A prime number is a natural number which only has the two divisors 1 and itself. The first are 2, 3, 5, 7, 11.
An AP-k is any case of k primes in arithmetic progression, i.e. of the form p+d·n for some d (the difference between the primes) and k consecutive values of n.
Example: 41 + 6n for n = 0, 1, 2, 3 gives the AP-4 41, 47, 53, 59. See Primes in Arithmetic Progression Records for the largest and smallest AP-k.

A CPAP-k is an AP-k where the k primes are consecutive, i.e. there are no other primes between them. (CPAP can mean many other things outsidemathematics).
The AP-4 41, 47, 53, 59 is not a CPAP-4 because 43 is also prime. But 47, 53, 59 is aCPAP-3. This page is only about CPAP-k.

A CPAP-k search often has two parts: Find an AP-k and then test whether the k primes are consecutive. If the difference between the primes is small then it is sometimes possible to make sure in advance that all intermediate numbers will be composite.

k# (called k primorial) is the product of all primes ≤ k, e.g. 10# = 2 · 3 · 5 · 7 = 210.2# = 2, 3# = 6, 5# = 30, 7# = 210, 11# = 2310
The prime difference in an AP-k (and thus a CPAP-k) must be a multiple of k# to avoid factors ≤ k, assuming the primes in the AP-k are above k.
Avoiding intermediate primes in a CPAP-k becomes harder when the prime difference is big, so many searches only try for difference k#.
A CPAP-6 has minimal difference 6# = 30 which is low in this context. CPAP-7 to -10 all have minimal difference 10# = 7# = 210 which makes it harder.
However it is possible to make a guarantee against intermediate primes in a CPAP-7 larger than around 190 digits. x177 has been used for this.

A CPAP-11 would have minimal difference 11# = 2310. This seems extremely hard to find and nobody has even tried as far as I know.
With current methods it may take trillions of cpu GHz years according to the people who found the first known CPAP-10.

It seems likely that there are infinitely many CPAP-k with prime difference c·k#, for all c and k. You will be famous (among mathematicians anyway) by proving this, because the proof would probably cover lots of other cases, e.g. the k-tuple conjecture. k=2 and c=1 gives the twin prime conjecture, enough for fame.
Ben Green & Terence Tao presented a proof in 2004 that The primes contain arbitrarily long arithmetic progressions, but their result is not about consecutive primes.
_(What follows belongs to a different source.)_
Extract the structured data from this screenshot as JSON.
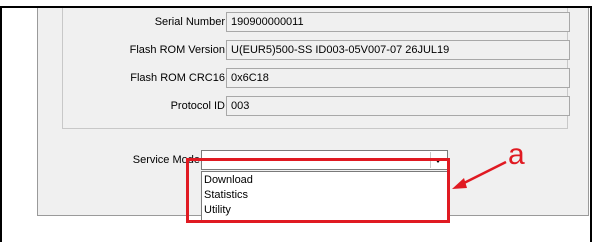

I would like to hear of all CPAP's which make one of the record tables. Please mail any you find or know about. Say who should get credit and how the primes were proved. The tables are not for numbers which are only prp's (probable primes). I have software to prove prp's up to a few thousand digits. You can submit CPAP's consisting of prp's but I want shared credit for performing proofs above 2000 digits.
If a CPAP was found with an expression involving a small or big constant then please give the expression and constant, not just a decimal expansion of the primes.

A link on the year of a record is to an announcement of that record.
A link on "Primo" was to Primo certificates of primality until 23 January 2009 where the website moved. Most of the certificates are currently offline. They are available by email request.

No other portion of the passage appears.